Y que decir de los que en el intento de parecer interesantes hacen propuestas que suenan a discursos graves de quien ha perdido no solo la fe en la patria si no en si mismo, con frases como “Emigraré hacia otro país, yo si leo libros, abajo televisa”, y es que esta oleada mamona de intolerancia hacia tal o cual pasatiempo, hacia tal o cual creencia, religión, hasta a la música solo denota que somos como nación una bola de Nerds indefinidos que no termina de auto-aceptarse.
Creo que antes de ofrecer soluciones que suenen bien desde puntos de vista filosóficos, sociales, religiosos o morales, deberíamos neta hacer conciencia si enserio todo lo que somos como sociedad nos molesta, si neta queremos, cambiar para parecernos a otro país, y es que creo que no son las mismas cosas que nos molestan a todos, deberíamos saber que cosas forman parte de nuestro folklore, costumbres, inclusive rutinas y partir de ahí, aceptando lo que somos, y lo que nos gusta, partir hacia una evolución como nación, y dejar de ser ese país wannabe, que quiere parecerse a su ídolo, así como adolescente soberbio mamón e inmaduro que ve los caminos mas cercanos para parecerse a su estrella favorita.

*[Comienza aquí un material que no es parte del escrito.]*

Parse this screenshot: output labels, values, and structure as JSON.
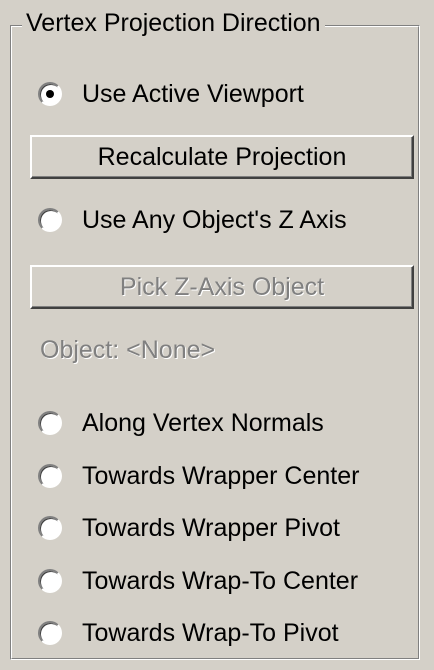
{
  "group": {
    "title": "Vertex Projection Direction"
  },
  "options": {
    "use_active_viewport": {
      "label": "Use Active Viewport",
      "selected": true
    },
    "use_any_object_z_axis": {
      "label": "Use Any Object's Z Axis",
      "selected": false
    },
    "along_vertex_normals": {
      "label": "Along Vertex Normals",
      "selected": false
    },
    "towards_wrapper_center": {
      "label": "Towards Wrapper Center",
      "selected": false
    },
    "towards_wrapper_pivot": {
      "label": "Towards Wrapper Pivot",
      "selected": false
    },
    "towards_wrap_to_center": {
      "label": "Towards Wrap-To Center",
      "selected": false
    },
    "towards_wrap_to_pivot": {
      "label": "Towards Wrap-To Pivot",
      "selected": false
    }
  },
  "buttons": {
    "recalculate_projection": {
      "label": "Recalculate Projection",
      "enabled": true
    },
    "pick_z_axis_object": {
      "label": "Pick Z-Axis Object",
      "enabled": false
    }
  },
  "object_status": "Object: <None>",
  "colors": {
    "panel_bg": "#d4d0c8",
    "disabled_text": "#808080"
  }
}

Evolucionar como nación, más no cambiar, que sería de nosotros sin las costumbres, desde los trajes típicos, la lotería, los juegos de niños, baleros, morral, el mercadito de los jueves, el puesto de quecas, los tacos, la salsa; ¿neta nos molesta tanto lo que somos?, ¿neta nos hemos dejado salpicar hasta inundarnos por progresismos disfrazados de consumismo moderno?.
O estamos dispuestos a aceptar lo que somos y evolucionar de ahí para ser mejores, pues como personas sabemos que para poder mejorar, debemos aprender a aceptarnos, y sobre todo aceptarnos en lo que nos hace felices, no importando lo que los demás digan, y en ese aspecto día a día podemos ver, como a esta puberta nación se muestra como insegura de lo que es.
Y es que aceptando lo que somos, y lo que eso significa, podemos empezar a meter orden y ordenamientos que hagan de eso que nos avergüenza, situaciones viables y ordenadas, incluyendo e influenciando el respeto, ya que todo lo que se hace pulcramente generará indudablemente respeto, respetemonos, para que nos respeten, y mejoremos a partir de lo que somos.